My mind knew what to do but my legs refused to obey me. How could I find the strength to stand upright, so as to walk across this hostile snow-clad steppe? But the artillery General stretched his hand to me and I walked, managing to overcome my deadly fatigue… I held on to him for the first several metres but then felt more and more confident with every pace. The dead point was behind me and I found my second wind. And the howling of the wind no longer seemed to me so ominous, and the bottomless darkness was no longer so scary.

By dawn, with frostbitten faces and hands, we had come across our soldiers. They were artillerymen from the unit to which I and Frontline Artillery Commander Zhouk were flying. They walked us into a hut wherein an iron stove was burning and soldiers were sleeping all over the floor. I fell asleep as soon as I sat down by the threshold. In the morning the signalmen reported my location to my squadron, and mentioned that the plane needed serious repairs. Soon after that Spirin, the pilot, flew over to me with Dronov the mechanic and on a second trip he brought all the stuff necessary for repairs to the engine and plane.
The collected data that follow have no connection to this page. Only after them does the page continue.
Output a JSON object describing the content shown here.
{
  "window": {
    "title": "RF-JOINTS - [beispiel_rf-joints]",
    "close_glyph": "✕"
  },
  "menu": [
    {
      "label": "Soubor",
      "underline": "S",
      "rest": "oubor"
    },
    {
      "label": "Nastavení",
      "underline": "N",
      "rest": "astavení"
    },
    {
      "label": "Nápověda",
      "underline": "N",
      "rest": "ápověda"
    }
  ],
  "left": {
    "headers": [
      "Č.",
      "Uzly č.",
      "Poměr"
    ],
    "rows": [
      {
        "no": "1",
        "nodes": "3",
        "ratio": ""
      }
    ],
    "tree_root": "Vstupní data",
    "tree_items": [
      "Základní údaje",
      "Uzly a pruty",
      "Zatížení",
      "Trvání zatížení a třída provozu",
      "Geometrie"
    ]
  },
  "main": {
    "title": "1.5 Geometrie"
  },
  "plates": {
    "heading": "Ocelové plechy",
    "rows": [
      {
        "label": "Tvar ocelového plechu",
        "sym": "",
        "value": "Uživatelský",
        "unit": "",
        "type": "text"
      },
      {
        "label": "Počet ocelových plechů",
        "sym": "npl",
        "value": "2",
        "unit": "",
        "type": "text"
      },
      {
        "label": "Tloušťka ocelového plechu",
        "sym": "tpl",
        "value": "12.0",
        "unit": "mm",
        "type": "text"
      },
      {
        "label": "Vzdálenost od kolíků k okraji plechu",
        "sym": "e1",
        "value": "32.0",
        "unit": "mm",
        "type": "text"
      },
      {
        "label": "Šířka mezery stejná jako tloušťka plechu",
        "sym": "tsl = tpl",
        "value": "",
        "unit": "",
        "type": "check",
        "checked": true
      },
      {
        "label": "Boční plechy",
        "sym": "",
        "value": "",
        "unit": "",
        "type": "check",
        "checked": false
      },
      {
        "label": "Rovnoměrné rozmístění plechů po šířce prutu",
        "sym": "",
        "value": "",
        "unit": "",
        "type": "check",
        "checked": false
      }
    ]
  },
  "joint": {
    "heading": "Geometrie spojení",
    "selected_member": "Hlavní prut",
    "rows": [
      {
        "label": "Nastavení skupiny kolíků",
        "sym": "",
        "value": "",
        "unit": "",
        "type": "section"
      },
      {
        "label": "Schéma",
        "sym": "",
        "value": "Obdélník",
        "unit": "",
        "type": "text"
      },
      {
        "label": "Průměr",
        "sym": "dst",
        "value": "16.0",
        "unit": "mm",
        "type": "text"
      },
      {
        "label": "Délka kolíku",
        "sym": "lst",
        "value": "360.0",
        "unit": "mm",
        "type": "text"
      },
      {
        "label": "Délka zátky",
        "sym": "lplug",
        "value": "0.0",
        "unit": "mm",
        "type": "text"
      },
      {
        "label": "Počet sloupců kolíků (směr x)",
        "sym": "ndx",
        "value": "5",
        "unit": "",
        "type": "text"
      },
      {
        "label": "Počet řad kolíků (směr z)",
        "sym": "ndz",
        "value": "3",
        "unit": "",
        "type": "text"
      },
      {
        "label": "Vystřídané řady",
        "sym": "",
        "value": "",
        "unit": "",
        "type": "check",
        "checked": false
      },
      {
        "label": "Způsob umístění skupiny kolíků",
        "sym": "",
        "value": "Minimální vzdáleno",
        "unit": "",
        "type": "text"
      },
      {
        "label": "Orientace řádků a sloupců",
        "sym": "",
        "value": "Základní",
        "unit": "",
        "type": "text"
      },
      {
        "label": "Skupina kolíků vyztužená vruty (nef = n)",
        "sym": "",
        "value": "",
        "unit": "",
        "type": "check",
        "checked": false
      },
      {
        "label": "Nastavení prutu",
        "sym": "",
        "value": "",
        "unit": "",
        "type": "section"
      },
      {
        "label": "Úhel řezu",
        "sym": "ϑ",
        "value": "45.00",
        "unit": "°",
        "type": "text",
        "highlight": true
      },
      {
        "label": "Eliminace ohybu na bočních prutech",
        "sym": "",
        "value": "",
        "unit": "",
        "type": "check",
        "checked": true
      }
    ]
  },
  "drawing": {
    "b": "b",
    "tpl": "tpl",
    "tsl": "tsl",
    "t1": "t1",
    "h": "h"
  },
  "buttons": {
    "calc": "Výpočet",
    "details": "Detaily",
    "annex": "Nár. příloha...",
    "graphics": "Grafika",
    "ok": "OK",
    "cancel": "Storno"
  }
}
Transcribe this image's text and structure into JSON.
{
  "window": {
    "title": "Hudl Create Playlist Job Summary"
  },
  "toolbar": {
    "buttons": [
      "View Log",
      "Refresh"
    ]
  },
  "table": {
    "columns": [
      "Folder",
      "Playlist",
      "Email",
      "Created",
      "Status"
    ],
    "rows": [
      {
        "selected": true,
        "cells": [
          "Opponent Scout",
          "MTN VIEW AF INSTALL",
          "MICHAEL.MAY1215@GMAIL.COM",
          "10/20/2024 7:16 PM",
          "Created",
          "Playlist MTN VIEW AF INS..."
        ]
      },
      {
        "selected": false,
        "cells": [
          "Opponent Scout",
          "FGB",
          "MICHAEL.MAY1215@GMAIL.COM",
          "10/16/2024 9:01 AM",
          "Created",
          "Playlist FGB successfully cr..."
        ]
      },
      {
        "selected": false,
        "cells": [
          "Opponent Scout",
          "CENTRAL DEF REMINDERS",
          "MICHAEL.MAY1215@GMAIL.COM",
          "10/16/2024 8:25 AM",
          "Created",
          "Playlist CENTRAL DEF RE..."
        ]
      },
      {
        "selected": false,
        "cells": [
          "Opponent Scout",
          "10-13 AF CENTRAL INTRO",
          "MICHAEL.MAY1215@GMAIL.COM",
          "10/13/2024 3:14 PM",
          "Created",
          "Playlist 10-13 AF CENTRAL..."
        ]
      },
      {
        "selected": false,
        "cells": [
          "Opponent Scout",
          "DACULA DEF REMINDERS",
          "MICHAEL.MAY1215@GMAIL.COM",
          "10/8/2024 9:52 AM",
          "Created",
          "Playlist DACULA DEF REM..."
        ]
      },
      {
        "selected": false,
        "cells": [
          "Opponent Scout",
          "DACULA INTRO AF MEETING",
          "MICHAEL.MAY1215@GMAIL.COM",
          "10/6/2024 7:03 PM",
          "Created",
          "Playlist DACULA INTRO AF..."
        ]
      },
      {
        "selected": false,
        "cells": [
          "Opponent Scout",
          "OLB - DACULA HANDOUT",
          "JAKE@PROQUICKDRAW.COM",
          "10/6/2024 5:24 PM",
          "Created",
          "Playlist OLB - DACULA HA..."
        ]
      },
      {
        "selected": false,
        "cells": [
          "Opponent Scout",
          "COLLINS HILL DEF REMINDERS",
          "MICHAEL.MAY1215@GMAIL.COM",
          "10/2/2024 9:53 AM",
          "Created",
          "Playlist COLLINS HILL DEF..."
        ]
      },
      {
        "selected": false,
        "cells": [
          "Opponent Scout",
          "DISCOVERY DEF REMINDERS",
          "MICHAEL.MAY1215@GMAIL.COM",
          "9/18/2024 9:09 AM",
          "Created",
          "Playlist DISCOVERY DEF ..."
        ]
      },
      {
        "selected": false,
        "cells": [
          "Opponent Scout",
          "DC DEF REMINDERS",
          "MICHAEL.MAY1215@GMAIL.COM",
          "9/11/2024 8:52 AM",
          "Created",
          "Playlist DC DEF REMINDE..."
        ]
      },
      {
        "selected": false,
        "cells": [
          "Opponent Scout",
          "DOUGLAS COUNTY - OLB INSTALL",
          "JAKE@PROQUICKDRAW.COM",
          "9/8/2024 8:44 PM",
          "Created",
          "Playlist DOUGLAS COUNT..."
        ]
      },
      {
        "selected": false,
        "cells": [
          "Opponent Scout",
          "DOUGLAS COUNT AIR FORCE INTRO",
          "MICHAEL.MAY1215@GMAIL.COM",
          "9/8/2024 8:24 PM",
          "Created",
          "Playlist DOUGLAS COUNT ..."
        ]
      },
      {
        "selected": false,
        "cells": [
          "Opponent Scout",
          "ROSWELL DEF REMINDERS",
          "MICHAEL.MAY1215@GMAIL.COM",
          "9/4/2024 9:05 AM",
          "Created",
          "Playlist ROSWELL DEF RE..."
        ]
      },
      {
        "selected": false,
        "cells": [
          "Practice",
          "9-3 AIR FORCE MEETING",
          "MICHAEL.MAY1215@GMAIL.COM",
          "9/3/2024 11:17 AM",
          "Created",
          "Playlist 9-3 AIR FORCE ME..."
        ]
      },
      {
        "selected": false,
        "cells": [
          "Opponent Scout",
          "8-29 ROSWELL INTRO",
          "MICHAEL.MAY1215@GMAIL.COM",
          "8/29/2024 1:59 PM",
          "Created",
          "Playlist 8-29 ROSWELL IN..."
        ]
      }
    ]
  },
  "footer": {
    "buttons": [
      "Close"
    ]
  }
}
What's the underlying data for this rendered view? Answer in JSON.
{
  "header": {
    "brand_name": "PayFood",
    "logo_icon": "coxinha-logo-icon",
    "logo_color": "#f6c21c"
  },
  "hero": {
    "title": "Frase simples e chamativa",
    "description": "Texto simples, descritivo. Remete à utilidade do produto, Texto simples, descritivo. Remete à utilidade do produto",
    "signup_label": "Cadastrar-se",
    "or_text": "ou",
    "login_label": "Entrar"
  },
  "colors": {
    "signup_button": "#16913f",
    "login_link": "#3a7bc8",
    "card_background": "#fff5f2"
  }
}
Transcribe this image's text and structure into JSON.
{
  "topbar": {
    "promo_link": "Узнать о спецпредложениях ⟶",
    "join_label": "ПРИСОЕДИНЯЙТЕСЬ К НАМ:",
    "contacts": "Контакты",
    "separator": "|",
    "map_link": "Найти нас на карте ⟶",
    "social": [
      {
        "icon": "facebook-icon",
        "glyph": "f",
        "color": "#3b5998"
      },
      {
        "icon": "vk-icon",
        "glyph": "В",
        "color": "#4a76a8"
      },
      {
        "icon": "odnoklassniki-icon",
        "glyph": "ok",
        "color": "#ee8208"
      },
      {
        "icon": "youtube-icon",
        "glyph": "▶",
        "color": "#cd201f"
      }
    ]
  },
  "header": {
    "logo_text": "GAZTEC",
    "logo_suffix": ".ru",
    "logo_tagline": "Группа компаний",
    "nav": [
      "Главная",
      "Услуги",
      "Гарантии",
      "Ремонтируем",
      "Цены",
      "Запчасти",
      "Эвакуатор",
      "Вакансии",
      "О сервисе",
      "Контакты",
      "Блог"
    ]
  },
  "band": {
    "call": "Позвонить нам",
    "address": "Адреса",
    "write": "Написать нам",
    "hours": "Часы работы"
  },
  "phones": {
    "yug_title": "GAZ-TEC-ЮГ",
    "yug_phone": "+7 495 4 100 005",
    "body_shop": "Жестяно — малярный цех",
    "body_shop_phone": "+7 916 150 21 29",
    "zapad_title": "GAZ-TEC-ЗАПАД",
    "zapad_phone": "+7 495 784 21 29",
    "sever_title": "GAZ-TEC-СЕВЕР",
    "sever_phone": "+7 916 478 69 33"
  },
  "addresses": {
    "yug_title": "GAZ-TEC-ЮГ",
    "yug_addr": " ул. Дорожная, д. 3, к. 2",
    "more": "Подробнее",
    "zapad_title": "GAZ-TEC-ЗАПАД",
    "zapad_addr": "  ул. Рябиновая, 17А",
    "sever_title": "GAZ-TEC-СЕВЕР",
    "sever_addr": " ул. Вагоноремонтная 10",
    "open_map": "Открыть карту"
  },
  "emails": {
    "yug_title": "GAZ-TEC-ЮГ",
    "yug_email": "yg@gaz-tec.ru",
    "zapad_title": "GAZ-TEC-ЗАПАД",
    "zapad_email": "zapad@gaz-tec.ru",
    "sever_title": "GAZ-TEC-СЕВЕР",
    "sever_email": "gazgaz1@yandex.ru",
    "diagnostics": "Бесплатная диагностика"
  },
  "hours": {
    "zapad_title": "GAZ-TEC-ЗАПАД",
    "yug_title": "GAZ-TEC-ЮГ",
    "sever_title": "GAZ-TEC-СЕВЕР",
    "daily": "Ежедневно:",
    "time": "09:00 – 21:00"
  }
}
It had taken the whole day to find the plane in an unknown forest (fortunately, a big patch of spilled oil on the snow had helped out) and tow it by horse to a village. Konstantin Sergeevich swore for quite a while examining the damaged plane. He wished a thousand damnations on the German flyers and on Hitler himself, promising to bury the Fuhrer on an aspen stake. But at the same time he went about his business, quickly installing something like a tent over the engine to protect himself from the wind.

When I saw that for ease of working he’d taken off his gloves I began to assist him.